Neogen Corporation has announced it has received a letter of no objection for its pathogen DNA confirmation method which produces results in 24 hours.
The NeoSEEK method received a letter of no objection from the US Department of Agriculture’s (USDA) Food Safety and Inspection Service (FSIS) to detect Shiga toxin-producing strains of E.coli (STECs).
The letter of no objection allows the use of the NeoSEEK STEC system as a confirmatory method for six STEC serogroups (O26, O45, O103, O111, O121, and O145).
The confirmation method is different than the USDA approval given to detection methods from firms such as DuPont Qualicon and BioControl Systems.
The system is comparable to the USDA reference method, FSIS MLG 5B.02, which can take three or more days to achieve a confirmatory result, while Neogen claim their method provides results within 24 hours.
It assays a number of independent genetic markers to detect and identify pathogens, which provides actionable results quicker than conventional cultural methods.
NeoSEEK provides confirmatory results from the enrichment broth, eliminating the need for single colony isolation and allowing for accuracy while delivering quicker confirmatory results.
The letter allows companies to use the system to comply with the USDA’s regulation that requires the testing of raw beef trim for six new STEC serogroups as well as 0157:H7.
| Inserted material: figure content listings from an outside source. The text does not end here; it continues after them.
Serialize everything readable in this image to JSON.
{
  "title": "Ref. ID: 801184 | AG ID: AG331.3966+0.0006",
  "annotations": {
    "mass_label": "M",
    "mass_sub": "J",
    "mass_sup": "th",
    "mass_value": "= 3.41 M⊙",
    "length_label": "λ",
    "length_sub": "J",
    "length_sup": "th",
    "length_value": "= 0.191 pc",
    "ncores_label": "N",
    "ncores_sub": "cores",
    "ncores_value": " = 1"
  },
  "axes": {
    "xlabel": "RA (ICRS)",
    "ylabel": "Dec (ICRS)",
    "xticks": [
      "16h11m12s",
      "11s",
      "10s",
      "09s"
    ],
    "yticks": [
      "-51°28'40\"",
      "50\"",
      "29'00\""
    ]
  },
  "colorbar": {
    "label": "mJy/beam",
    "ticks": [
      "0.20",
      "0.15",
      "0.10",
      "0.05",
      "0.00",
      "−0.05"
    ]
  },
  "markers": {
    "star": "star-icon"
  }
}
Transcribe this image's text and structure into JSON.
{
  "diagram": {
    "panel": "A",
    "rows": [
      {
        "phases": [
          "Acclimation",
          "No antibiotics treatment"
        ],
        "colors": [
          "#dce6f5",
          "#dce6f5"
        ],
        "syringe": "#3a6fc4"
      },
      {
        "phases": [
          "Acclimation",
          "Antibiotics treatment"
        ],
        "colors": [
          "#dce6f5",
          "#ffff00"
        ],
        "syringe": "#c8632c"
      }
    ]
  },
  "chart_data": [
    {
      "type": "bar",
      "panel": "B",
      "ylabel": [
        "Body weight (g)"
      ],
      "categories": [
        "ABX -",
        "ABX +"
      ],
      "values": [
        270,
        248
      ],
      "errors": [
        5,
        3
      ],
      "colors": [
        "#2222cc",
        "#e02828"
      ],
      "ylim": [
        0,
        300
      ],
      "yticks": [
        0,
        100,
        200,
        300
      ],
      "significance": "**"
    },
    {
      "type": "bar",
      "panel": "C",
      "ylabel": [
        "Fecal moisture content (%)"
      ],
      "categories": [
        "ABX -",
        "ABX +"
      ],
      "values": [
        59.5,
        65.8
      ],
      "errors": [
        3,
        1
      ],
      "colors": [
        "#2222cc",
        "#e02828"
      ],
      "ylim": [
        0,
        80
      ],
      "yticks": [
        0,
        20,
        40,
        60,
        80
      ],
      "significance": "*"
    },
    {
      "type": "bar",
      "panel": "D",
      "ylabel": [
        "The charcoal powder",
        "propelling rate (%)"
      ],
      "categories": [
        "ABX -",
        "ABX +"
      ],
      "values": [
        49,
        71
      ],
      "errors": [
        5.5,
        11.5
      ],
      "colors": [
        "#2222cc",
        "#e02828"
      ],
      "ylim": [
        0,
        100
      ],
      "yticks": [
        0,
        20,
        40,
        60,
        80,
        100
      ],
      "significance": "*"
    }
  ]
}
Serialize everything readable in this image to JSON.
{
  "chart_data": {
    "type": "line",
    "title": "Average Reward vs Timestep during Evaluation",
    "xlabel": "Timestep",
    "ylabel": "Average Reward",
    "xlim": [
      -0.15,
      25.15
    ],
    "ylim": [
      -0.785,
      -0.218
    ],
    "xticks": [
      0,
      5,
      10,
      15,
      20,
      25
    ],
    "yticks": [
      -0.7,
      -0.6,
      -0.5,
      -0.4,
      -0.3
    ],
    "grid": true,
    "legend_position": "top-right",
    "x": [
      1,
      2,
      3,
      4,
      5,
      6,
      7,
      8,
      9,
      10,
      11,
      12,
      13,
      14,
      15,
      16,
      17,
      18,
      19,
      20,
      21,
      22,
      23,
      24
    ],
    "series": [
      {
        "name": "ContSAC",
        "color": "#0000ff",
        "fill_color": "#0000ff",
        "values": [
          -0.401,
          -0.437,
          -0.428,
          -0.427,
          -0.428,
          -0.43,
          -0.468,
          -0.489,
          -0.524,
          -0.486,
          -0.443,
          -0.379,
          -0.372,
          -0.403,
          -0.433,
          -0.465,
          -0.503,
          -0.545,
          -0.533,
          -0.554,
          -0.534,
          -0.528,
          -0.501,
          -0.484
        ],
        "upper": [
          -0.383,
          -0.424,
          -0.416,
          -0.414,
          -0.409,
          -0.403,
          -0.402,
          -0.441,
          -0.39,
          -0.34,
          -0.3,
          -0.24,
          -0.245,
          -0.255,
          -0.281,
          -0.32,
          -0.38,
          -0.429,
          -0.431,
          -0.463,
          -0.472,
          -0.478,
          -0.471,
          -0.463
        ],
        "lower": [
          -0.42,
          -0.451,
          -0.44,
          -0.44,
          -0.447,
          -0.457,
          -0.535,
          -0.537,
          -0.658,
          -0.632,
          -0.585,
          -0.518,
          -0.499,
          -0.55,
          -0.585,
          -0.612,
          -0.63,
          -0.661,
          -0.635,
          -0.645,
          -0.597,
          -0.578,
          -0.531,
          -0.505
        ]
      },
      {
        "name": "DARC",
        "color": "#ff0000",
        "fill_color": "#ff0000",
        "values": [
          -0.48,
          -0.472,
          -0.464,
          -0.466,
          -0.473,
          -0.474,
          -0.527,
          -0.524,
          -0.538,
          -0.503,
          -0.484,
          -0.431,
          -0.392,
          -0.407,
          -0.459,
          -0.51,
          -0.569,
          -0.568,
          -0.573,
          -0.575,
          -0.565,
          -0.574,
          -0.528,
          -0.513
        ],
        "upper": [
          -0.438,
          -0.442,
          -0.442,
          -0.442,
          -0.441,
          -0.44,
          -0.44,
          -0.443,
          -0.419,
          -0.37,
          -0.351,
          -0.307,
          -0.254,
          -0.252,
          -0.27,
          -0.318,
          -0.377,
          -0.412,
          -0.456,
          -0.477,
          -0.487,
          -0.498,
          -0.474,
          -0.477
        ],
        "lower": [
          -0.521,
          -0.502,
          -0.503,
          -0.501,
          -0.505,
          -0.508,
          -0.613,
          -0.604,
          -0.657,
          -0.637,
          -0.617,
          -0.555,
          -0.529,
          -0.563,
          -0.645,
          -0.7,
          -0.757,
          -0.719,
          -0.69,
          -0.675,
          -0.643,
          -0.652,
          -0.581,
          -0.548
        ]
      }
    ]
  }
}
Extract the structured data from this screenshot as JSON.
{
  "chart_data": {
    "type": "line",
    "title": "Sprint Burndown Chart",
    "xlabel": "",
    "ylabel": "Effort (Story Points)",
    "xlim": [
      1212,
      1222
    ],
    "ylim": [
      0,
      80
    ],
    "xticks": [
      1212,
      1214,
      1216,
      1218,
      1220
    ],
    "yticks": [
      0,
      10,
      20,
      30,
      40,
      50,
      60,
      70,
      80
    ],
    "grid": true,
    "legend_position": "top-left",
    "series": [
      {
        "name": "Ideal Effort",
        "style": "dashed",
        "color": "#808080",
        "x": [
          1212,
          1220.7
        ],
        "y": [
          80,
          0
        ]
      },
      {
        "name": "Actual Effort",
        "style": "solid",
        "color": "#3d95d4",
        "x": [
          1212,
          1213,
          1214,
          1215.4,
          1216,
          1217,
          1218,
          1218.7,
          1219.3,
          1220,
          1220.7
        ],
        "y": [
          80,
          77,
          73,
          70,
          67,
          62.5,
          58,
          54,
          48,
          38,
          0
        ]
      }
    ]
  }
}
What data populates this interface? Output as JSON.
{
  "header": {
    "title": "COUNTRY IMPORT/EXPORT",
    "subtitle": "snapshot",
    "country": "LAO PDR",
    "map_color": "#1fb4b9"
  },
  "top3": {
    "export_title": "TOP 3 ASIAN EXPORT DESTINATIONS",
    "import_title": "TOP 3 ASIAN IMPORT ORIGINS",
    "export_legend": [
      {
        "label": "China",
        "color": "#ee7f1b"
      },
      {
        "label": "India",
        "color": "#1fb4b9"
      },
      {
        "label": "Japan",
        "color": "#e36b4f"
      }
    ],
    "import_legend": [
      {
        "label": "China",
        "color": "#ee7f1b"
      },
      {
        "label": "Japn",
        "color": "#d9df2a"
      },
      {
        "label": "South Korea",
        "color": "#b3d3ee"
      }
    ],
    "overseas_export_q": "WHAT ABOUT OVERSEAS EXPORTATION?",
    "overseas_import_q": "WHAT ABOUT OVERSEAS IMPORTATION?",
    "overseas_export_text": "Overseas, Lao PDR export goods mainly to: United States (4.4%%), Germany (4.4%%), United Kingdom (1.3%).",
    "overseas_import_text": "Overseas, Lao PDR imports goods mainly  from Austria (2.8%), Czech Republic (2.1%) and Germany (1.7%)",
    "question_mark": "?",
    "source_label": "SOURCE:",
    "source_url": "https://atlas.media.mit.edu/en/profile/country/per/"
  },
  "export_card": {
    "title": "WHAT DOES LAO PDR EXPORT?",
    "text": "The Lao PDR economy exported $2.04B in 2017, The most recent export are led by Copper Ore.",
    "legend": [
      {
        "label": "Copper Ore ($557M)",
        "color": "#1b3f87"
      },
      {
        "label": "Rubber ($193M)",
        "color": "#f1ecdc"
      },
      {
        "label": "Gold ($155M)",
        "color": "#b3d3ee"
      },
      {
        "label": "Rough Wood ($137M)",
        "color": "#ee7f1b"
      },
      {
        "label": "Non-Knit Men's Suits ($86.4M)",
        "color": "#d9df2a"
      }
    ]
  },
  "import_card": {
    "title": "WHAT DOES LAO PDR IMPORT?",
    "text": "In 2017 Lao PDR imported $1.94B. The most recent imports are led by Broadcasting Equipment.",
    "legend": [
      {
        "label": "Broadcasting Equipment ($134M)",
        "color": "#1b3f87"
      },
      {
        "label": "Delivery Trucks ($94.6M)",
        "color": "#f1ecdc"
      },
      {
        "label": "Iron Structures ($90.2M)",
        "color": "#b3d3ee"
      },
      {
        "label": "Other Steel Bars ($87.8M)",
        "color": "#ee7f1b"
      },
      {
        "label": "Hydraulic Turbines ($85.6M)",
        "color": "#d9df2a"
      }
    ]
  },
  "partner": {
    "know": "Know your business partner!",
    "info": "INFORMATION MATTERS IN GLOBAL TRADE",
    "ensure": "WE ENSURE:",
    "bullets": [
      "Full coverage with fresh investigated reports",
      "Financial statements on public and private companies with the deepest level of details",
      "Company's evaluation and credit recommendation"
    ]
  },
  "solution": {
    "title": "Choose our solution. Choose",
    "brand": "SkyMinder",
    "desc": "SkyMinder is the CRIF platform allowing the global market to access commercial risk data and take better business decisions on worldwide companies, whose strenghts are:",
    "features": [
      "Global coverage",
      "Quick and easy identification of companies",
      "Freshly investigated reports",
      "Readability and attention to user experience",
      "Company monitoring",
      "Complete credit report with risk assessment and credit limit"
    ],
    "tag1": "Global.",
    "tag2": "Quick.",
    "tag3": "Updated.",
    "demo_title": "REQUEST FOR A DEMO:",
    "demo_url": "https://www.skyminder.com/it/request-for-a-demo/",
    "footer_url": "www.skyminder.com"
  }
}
“The letter from the USDA provides further assurance to our customers that our NeoSEEK system performs as designed,” said James Herbert, Neogen’s chairman and CEO.
“As worldwide food regulation has evolved to address newly identified threats to our global food supply, such as STECs, Neogen’s test systems have evolved to rapidly and accurately detect those threats.
“NeoSEEK provides the DNA-definitive test the food industry needs that has been proven to be comparable to the older reference method, yet provides much quicker results.”
Neogen received the USDA’s letter of no objection as a result of studies validating the effectiveness of the system.
The technology uses mass spectrometry-based multiplexing to determine the genetic composition of bacteria in a food sample, and then compares those results with the known genetic makeup of the target E.coli strains to identify and differentiate the target strains.
The FSIS announced in June that it would start testing for the six non-0157 strains of Shiga toxin-producing E.coli (STEC) in raw beef manufacturing trimmings.